Nonclassical Spin‐Multiplexing Metasurfaces Enabled Multifunctional Meta‐Scope

Dielectric metasurfaces have emerged as attractive devices for advanced imaging systems because of their high efficiency, ability of wavefront manipulation, and lightweight. The classical spin‐multiplexing metasurfaces can only provide two orthogonal circular polarization channels and require high phase contrast which limits their applications. Here, metasurfaces with arbitrary three independent channels are demonstrated by proposing a nonclassical spin‐multiplexing approach exploring the low refractive index meta‐atoms. A zoom microscope with on‐axis tri‐foci and a synchronous achiral‐chiral microscope with in‐plane tri‐foci based on silicon nitride metasurfaces are experimentally demonstrated. Based on the on‐axis tri‐foci metasurface, singlet zoom imaging with three magnifications and a broadband response (blue to red) based on a single metasurface is first demonstrated. A compact microscope (meta‐scope) consisting of two metasurfaces with three magnifications of 9.5, 10, and 29X with diffraction‐limited resolutions is further constructed, respectively. Utilizing the in‐plane tri‐foci metasurface, a singlet microscope with three achiral‐chiral channels is demonstrated. It offers a magnification of 53X and a diffraction‐limited resolution, enabling simultaneous imaging of an object's achiral and chiral properties.
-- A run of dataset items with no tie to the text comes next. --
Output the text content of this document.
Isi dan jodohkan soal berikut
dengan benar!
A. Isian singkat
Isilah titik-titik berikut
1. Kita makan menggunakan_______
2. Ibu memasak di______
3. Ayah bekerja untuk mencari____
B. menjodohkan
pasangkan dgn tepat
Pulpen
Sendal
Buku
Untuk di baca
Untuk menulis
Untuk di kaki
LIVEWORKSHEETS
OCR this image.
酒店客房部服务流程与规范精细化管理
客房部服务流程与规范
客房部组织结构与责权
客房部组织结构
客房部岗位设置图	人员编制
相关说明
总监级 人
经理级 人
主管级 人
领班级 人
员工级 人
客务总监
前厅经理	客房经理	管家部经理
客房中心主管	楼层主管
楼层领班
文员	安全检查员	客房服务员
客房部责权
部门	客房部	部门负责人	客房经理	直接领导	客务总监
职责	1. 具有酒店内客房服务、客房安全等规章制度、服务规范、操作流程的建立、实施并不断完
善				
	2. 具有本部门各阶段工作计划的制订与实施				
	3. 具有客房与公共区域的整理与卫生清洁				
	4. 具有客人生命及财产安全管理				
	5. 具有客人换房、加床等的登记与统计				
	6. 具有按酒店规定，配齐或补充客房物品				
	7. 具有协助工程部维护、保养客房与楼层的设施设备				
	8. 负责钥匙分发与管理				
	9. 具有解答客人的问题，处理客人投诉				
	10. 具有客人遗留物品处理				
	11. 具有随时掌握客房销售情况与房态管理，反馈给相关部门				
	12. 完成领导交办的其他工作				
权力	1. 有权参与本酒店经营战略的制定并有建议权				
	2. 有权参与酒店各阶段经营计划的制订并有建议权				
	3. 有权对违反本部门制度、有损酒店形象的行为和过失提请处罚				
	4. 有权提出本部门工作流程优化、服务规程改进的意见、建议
Our multifunctional metasurfaces and meta‐scope approaches could boost the applications in biological imaging and machine vision. While the classical spin‐multiplexing dielectric metasurfaces require a high‐refraction‐index material and can only achieve two orthogonally circular polarisation channels, a nonclassical spin‐multiplexing approach is developed for achieving tri‐channel metasurfaces via a low‐refraction‐index material in this paper. In experiments, an inherent zoom meta‐scope and a simultaneously achiral and chiral meta‐scope are demonstrated.